Je viens à l'instant de parler avec Churchill. Il m'a dit que chaque fois que vous vous quittiez il ne pouvait s'empêcher de lancer une boutade sur vous à son entourage. Le savez-vous? Il est vrai que c'est dans la nature du «vieux lion» qu'il est.

 

       
         

Charles de Gaulle

      Monsieur,

J'ai trop fréquenté Sir Winston Churchill, je me suis trop souvent heurté à ce magnifique acteur pour méconnaitre le caractère volontiers railleur de son personnage. Certaines des boutades dont il était coutumier sont effectivement revenues à mes oreilles, par une source ou une autre.

Toutefois, je crois très exagéré de prétendre que ces dernières suivaient systématiquement chacune de nos rencontres. D'ailleurs, les discussions que nous conduisîmes lui et moi nous laissèrent souvent, l'un et l'autre, de fort méchante humeur.
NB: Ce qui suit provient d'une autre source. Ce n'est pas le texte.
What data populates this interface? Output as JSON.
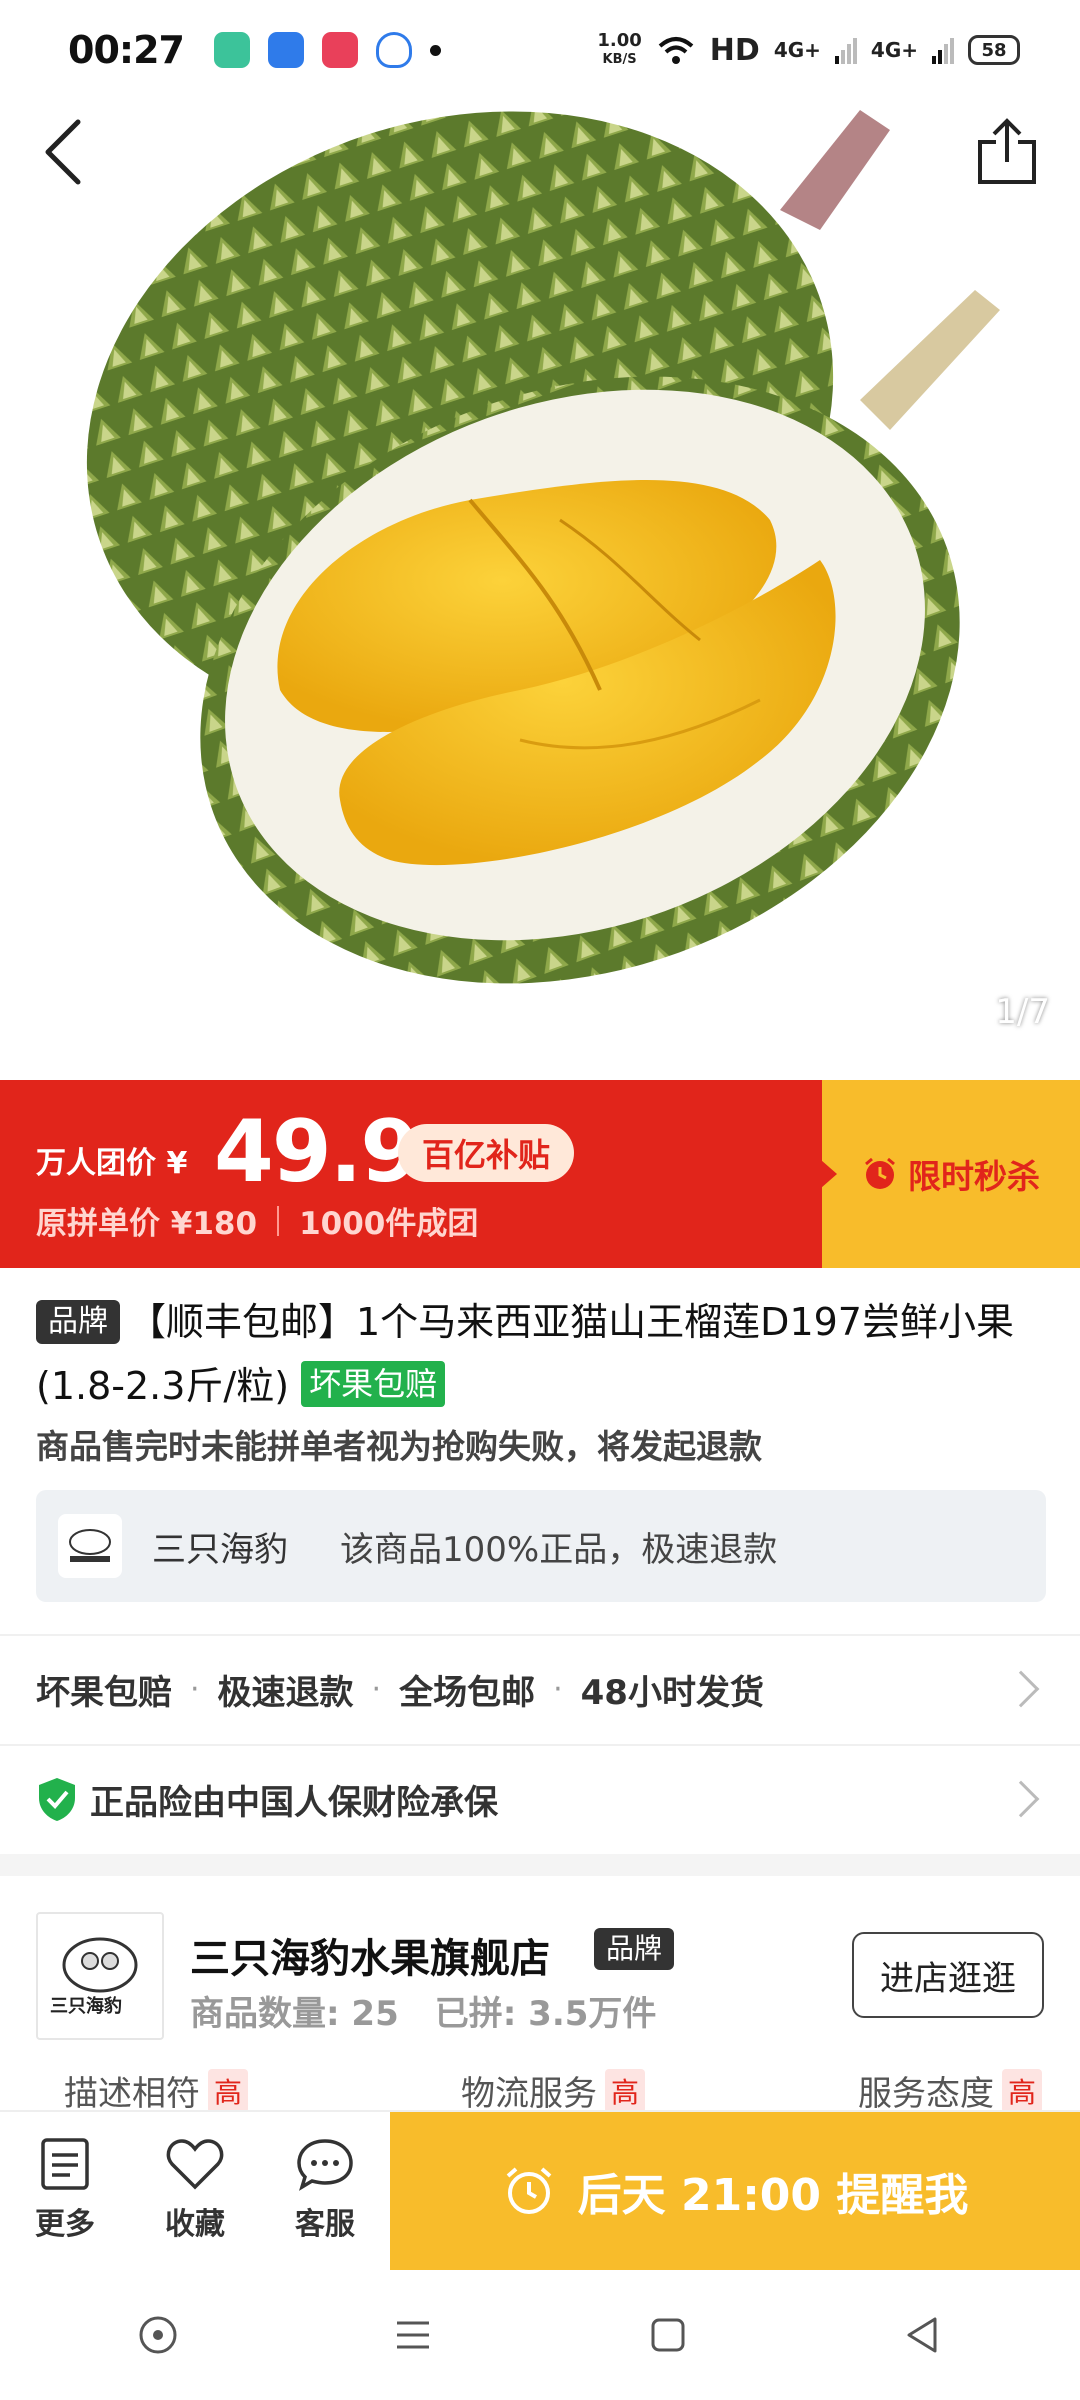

Dans ces moments-là, nous étions, me semble-t-il, davantage enclins à l'injure qu'au trait d'esprit. C'est certainement regrettable, mais ce fut ainsi: les circonstances, les menaces que ses propres alliés faisaient peser sur la France, le commandèrent.

Je vous invite à consulter les quelques mots que Sir Winston et moi avons échangés grâce à Dialogus, sur la page qui lui est consacrée, sous le titre «un homme immense». Vous constaterez ainsi qu'en dépit de leurs oppositions, qui furent nombreuses et parfois très violentes, Churchill et de Gaulle s'entretenaient dans un véritable respect mutuel, et même, je puis le dire, dans une grande amitié.